Employees of the Ubisoft teams based in France were surprising this week in the studio three days a week return to work mandate (RTO), and now Italian workers are joining this effort.
For Expirationthe developers of the Milan team have organized a strike today, October 17th. Through the country's Fiom Cgil union, members of Ubisoft Milano said they were afraid to leave their jobs because of the reinstated policy.
“It is unthinkable that a young person who lives in another region or in any case far from our territory could spend three days a week in Milan, turning their existence upside down”, said Fiom representative Andrea Rosafalco. “It is not economically sustainable and it is unfair on a human level.”
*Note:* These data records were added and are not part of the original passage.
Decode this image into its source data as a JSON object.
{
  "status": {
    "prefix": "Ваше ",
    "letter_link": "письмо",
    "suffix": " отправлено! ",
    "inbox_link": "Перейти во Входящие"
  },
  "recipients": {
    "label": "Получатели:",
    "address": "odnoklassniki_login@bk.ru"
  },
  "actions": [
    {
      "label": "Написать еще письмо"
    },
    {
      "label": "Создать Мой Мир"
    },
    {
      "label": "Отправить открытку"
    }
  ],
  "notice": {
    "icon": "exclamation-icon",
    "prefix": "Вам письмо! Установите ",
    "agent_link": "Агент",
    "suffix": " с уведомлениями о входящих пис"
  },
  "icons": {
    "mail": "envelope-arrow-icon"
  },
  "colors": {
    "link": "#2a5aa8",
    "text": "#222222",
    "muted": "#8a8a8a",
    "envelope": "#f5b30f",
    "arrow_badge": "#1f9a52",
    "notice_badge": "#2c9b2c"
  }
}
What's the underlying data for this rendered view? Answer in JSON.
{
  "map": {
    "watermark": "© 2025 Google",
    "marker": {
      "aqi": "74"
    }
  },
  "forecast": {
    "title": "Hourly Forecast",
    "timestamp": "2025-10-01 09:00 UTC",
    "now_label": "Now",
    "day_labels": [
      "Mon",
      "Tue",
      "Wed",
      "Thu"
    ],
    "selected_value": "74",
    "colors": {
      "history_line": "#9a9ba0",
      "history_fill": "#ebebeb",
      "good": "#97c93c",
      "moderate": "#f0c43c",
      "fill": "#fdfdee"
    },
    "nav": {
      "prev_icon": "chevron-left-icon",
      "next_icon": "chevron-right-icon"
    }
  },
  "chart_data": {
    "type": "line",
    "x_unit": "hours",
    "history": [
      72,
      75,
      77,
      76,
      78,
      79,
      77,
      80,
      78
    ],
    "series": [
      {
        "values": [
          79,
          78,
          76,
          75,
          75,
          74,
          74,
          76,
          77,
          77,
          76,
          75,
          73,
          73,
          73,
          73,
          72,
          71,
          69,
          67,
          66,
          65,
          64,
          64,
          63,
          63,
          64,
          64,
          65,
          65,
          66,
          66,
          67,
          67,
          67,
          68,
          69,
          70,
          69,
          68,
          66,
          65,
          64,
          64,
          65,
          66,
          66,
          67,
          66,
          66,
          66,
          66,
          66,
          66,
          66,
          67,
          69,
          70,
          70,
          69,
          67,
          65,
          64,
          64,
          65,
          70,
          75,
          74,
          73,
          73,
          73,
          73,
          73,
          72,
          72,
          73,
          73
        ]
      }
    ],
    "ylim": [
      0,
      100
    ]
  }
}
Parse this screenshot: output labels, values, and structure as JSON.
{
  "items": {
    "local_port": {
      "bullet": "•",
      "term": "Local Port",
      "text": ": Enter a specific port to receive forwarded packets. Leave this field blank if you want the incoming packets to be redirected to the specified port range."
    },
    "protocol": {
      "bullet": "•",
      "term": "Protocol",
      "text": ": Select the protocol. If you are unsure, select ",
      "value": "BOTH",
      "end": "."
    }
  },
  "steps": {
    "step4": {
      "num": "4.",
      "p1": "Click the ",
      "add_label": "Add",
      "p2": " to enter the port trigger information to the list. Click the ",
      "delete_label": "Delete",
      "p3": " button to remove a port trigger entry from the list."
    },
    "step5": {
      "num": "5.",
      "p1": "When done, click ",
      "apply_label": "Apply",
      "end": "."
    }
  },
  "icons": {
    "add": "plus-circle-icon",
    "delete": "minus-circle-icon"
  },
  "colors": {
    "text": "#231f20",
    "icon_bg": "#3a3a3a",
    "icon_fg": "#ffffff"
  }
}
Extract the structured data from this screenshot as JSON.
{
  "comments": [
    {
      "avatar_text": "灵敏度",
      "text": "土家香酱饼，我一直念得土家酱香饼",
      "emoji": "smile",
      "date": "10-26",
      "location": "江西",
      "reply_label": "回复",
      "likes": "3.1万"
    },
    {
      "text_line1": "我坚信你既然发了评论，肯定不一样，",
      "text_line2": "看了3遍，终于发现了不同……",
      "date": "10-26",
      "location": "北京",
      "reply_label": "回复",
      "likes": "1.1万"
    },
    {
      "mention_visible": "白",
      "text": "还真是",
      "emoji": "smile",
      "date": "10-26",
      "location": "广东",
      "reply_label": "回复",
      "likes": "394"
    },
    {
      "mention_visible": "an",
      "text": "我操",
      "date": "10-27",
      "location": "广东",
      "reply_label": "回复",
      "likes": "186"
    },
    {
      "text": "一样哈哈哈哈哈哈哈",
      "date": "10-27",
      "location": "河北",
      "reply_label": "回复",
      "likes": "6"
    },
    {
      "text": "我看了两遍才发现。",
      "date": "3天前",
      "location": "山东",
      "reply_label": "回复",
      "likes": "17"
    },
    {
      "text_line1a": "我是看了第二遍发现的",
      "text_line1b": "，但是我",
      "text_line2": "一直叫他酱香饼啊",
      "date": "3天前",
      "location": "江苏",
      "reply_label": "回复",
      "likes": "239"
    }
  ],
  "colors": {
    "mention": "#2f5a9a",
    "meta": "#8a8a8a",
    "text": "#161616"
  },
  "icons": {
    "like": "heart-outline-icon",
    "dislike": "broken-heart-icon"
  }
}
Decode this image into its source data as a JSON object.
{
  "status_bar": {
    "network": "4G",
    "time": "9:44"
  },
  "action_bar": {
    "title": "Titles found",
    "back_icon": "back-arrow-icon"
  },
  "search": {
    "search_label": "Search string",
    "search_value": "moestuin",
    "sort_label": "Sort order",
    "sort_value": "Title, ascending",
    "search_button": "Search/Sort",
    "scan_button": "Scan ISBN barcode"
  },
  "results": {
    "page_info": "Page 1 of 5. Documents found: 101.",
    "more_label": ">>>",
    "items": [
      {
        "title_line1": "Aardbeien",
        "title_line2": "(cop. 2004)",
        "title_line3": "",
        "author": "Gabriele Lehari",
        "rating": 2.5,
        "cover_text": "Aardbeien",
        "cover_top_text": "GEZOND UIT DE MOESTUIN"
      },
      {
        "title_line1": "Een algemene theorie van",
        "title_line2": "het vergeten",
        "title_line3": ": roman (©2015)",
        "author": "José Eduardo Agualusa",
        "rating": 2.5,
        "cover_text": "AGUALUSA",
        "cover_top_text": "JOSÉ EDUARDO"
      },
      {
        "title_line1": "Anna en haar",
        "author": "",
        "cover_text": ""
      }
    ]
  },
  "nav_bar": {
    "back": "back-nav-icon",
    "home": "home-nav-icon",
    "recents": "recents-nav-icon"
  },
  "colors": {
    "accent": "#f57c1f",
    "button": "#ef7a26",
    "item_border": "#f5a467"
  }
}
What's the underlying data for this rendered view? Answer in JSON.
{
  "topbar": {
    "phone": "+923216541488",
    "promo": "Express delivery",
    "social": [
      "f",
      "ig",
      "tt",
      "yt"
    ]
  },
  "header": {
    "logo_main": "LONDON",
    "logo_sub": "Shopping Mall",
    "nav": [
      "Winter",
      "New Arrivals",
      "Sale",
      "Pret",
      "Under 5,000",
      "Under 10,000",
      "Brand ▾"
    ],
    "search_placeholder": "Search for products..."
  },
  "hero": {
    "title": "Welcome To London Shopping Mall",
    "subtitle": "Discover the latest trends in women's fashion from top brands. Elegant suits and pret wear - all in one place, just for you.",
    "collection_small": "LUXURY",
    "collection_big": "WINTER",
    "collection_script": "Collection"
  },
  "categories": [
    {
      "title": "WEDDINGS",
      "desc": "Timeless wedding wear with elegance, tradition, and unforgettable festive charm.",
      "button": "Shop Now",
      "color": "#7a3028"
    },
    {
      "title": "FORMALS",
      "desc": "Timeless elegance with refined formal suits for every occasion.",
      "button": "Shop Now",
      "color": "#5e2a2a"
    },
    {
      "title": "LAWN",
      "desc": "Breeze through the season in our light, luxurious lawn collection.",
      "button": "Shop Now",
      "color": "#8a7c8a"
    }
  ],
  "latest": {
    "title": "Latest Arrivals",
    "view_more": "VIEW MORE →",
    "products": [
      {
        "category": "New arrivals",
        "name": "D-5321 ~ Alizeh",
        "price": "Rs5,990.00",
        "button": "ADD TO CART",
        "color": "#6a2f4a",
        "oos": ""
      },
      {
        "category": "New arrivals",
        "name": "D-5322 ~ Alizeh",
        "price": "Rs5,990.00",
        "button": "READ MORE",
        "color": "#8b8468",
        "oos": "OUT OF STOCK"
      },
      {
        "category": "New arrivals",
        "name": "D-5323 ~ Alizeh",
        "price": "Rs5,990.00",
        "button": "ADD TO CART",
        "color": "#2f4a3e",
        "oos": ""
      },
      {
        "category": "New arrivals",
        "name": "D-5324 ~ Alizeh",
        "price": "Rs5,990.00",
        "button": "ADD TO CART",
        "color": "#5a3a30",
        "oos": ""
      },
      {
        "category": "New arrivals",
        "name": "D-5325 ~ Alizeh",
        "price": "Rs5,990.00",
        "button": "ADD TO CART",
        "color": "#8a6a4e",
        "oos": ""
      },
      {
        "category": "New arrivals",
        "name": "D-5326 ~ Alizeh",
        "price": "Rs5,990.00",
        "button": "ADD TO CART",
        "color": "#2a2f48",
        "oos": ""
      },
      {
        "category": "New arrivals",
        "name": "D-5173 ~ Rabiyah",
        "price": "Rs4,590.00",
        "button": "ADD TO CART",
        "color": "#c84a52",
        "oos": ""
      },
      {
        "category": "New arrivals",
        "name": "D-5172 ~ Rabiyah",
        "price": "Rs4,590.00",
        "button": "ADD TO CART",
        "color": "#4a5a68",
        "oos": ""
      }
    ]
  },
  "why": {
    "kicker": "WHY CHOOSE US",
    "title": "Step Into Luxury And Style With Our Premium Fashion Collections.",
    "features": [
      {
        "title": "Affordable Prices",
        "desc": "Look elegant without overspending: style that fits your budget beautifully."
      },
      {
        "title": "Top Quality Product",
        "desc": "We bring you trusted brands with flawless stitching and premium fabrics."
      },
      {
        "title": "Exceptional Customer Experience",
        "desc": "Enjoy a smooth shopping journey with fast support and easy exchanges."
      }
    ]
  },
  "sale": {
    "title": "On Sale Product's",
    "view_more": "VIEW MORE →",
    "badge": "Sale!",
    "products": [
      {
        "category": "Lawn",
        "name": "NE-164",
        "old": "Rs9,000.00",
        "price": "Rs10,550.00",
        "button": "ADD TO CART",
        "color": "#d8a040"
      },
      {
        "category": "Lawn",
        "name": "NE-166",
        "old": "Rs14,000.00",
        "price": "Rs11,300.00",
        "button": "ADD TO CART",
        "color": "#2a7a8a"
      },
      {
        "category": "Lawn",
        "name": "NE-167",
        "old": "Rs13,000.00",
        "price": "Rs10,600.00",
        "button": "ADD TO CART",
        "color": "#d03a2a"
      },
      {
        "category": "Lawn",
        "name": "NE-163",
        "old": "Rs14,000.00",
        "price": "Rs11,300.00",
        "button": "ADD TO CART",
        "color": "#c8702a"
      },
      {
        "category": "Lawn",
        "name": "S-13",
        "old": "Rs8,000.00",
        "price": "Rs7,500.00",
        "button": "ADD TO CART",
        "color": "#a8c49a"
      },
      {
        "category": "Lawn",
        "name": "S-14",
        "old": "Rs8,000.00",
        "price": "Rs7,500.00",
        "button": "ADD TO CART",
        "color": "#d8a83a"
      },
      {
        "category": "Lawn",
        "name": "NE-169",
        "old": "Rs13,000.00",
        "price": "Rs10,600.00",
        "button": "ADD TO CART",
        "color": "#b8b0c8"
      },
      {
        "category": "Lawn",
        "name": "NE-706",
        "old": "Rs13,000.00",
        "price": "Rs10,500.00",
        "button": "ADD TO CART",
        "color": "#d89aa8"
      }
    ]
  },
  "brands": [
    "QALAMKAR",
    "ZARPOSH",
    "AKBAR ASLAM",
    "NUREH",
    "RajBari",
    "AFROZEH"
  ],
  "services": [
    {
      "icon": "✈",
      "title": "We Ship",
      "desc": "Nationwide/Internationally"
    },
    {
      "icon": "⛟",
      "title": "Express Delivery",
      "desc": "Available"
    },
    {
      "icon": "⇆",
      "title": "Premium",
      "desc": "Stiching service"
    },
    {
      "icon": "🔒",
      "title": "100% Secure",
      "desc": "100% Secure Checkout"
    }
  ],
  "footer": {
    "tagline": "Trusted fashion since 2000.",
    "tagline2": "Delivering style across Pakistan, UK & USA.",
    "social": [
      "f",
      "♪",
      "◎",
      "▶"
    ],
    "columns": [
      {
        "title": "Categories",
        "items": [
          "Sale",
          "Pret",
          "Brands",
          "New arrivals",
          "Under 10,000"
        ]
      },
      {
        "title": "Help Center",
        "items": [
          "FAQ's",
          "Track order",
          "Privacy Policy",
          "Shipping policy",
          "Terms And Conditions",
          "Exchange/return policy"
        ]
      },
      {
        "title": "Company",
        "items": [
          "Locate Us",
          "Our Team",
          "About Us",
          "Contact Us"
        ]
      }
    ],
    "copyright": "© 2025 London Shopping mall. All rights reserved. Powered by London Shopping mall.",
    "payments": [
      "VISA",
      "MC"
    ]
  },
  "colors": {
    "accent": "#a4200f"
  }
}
Last year, Ubisoft Montreal it was the first studio to implement the RTO policy, after the previous three years were remote due to the pandemic. At the time, several Montreal employees believed that Ubisoft had reneged on its original position or was intentionally using politics to convince employees to resign without compensation.
This past SeptemberUbisoft said the policy will be standard across all its studios to create consistency. At this point, half of the global staff was reportedly already back in the office and a third were working together in person.
STJVthe French game developers union, pushed Ubisoft employees in Lyon, Paris, Annecy and other cities to strike. At the time, it was claimed that the policy had been adopted “without any tangible justification or without any consultation with workers' representatives”.
Along with a formal agreement allowing staff to work from home (and choose when to work in the office), the union called on Ubisoft to increase workers' pay and open a “constructive social dialogue” with its employees.
French workers have been on strike for the last three days (15-17 October), and this is the second strike by Ubisoft staff this year. Back inside February700 French employees left after receiving “terrible” pay increases of 2 or 3%.